In his June 7 statement on the armed slaughter of some 50 Christians while worshiping on Pentecost Sunday, President Higgins suggested that blaming the actual perpetrators for the attack is worthy of condemnation since the real culprit behind the massacre is “climate change.”

“That such an attack was made in a place of worship is a source of particular condemnation, as is any attempt to scapegoat pastoral peoples who are among the foremost victims of the consequences of climate change,” Higgins wrote.

The Irish president concluded by again invoking climate change, asserting that solidarity is owed “to all those impacted not only by this horrible event but in the struggle by the most vulnerable on whom the consequences of climate change have been inflicted.”

In his response, Ondo Bishop Arogundade, in whose diocese the slaughter took place, excoriated the Irish president’s bewildering attempt to equate terrorism with climate change.

“To suggest or make a connection between victims of terror and consequences of climate change is not only misleading but also exactly rubbing salt to the injuries of all who have suffered terrorism in Nigeria,” the bishop wrote.

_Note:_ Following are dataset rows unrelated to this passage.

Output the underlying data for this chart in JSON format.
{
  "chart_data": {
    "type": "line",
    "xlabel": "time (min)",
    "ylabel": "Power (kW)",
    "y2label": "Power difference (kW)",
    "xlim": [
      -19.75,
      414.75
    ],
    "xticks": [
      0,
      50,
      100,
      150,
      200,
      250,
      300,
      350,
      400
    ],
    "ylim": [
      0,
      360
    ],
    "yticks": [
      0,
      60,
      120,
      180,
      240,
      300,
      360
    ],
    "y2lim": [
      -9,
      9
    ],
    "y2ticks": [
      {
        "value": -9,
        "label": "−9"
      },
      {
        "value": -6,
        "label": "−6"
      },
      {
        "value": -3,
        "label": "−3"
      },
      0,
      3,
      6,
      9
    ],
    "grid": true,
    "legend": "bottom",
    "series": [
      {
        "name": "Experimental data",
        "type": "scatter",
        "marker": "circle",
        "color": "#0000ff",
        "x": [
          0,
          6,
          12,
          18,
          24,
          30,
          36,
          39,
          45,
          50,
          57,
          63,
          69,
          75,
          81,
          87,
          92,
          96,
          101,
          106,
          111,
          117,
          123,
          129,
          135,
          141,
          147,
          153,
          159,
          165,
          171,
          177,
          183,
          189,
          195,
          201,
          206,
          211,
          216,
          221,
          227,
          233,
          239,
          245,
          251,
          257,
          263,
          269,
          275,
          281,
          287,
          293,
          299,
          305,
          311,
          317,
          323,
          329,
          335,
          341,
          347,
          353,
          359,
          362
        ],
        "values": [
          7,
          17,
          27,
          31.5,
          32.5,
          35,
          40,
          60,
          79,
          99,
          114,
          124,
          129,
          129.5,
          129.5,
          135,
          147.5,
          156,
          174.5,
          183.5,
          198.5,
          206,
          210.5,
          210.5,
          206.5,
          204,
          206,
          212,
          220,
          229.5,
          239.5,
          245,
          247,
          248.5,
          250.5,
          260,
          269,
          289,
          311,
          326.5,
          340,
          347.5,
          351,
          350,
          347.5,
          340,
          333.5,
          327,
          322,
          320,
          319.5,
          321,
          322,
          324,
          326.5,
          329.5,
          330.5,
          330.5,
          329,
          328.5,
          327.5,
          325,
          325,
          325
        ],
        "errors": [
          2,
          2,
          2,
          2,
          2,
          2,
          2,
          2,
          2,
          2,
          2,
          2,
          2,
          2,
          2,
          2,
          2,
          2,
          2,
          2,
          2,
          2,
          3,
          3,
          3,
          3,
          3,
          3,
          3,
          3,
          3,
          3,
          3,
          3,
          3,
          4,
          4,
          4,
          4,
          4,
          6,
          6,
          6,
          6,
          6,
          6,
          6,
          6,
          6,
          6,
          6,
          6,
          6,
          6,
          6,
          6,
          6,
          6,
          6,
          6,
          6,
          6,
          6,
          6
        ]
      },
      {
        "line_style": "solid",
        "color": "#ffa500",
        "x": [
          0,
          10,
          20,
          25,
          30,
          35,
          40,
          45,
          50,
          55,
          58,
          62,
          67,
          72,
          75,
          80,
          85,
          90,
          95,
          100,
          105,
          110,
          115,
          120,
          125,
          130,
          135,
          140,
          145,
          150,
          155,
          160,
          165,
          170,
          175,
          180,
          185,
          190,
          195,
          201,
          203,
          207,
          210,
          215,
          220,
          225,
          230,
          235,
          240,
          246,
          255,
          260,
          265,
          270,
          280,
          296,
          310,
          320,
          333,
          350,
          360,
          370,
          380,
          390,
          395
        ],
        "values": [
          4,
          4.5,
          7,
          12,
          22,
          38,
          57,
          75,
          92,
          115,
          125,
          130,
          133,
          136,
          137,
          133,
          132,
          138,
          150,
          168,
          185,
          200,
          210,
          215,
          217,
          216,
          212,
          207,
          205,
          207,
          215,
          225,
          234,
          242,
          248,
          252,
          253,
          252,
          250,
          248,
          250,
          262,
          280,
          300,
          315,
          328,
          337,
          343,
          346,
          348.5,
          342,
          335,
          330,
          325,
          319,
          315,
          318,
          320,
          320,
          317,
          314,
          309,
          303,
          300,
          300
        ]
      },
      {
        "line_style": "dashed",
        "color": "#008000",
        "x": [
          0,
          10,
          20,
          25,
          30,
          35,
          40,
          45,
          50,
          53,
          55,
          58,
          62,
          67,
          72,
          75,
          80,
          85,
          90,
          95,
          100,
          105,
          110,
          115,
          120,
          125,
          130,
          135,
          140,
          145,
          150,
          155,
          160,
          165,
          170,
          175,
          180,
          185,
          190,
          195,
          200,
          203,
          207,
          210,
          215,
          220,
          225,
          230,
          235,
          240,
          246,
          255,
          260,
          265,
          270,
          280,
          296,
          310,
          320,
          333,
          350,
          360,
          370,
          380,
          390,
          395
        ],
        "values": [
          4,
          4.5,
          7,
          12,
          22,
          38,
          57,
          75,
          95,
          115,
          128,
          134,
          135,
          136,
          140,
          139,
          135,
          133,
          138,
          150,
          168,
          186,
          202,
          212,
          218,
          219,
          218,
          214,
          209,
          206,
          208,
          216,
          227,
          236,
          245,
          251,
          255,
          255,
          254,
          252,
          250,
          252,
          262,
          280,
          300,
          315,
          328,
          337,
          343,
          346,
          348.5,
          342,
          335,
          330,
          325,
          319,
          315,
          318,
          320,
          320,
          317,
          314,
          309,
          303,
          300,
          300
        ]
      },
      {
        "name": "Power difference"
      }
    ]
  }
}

“The victims of terrorism are of another category to which nothing can be compared!” he continued. “It is very clear to anyone who has been closely following the events in Nigeria over the past years that the underpinning issues of terror attacks, banditry, and unabated onslaught in Nigeria and in the Sahel Region and climate change have nothing in common.”

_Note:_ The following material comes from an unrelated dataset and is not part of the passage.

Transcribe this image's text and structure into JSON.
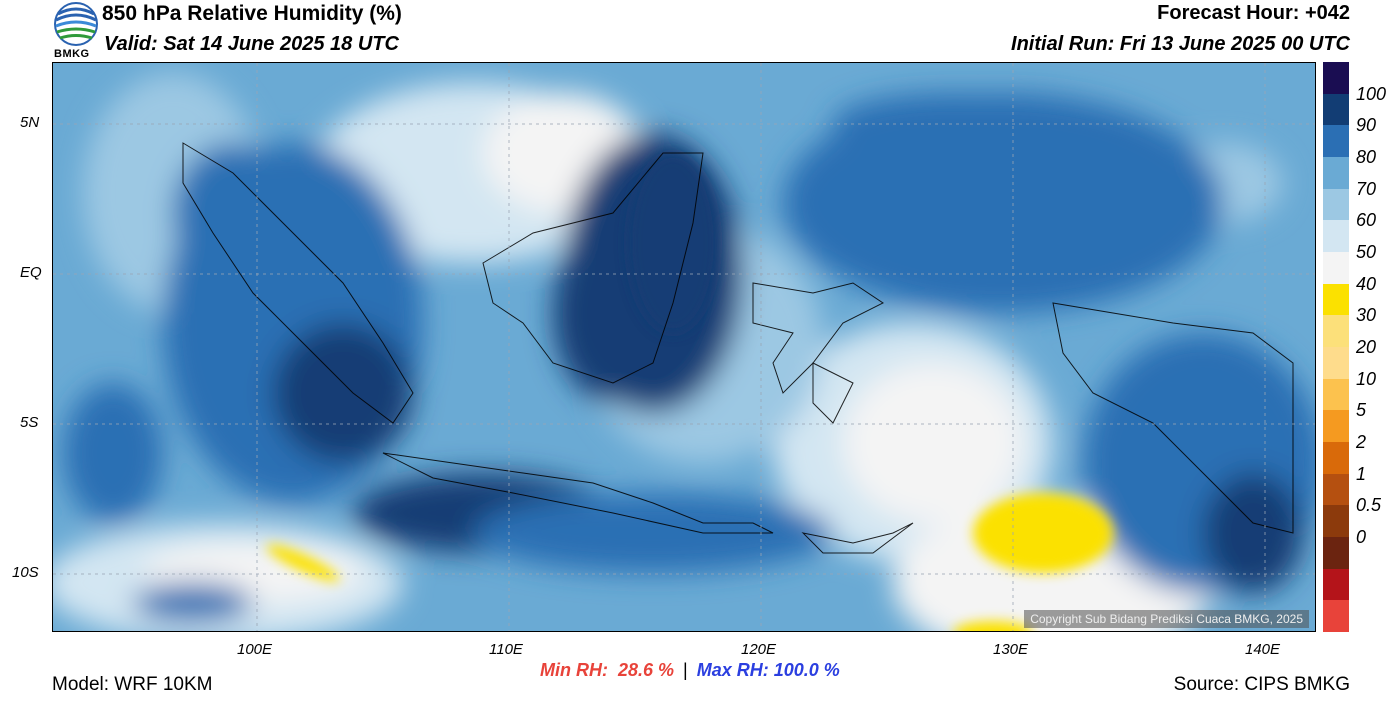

Dr. Jude Ayodeji Arogundade, second from right, at the 8th annual St. Christopher’s Inn Board of Directors dinner at The New York Botanical Garden on May 17, 2012, in the Bronx borough of New York City. (Desiree Navarro/Getty Images)

Personal belongings and shoes lie on the ground of St. Francis Catholic Church in Owo, Nigeria, Monday, June 6, 2022, a day after an attack that targeted worshipers. (AP Photo/Sunday Alamba)

Efforts to associate “banditry, kidnapping, and gruesome attacks on innocent and harmless citizens of Nigeria with issues concerning climate change and food securities are deflections from the truth,” he stated.

The bishop also noted that anyone following events in Nigeria would realize “that alluding to some form of politics of climate change in our present situation is completely inappropriate.”

Terrorists are on the loose, “slaughtering, massacring, injuring, and installing terror in different parts of Nigeria since over eight years not because of any reasonable thing but because they are evil — period,” he asserted.

The situation of rampant terror in Nigeria “has nothing to do with climate change ideology,” the bishop added.

Although no group has stepped forward to claim responsibility for the Pentecost massacre, the prevalence of Islamic terror attacks in the country and the targeted nature of the assault on Christians assembled in church leave little room for doubt about the religious motivation behind the slaughter.

In an op-ed in the Wall Street Journal last Tuesday, David Curry — president of the Christian persecution watchdog group Open Doors — noted that Nigeria comes in seventh place on his organization’s 2022 World Watch List, which ranks the countries that are most hostile to Christians.

More Christians are killed for their faith in Nigeria than in any country in the world, and in 2021 alone, 4,650 Christians were slain there for being believers in Jesus — more than one every two hours, Curry observed.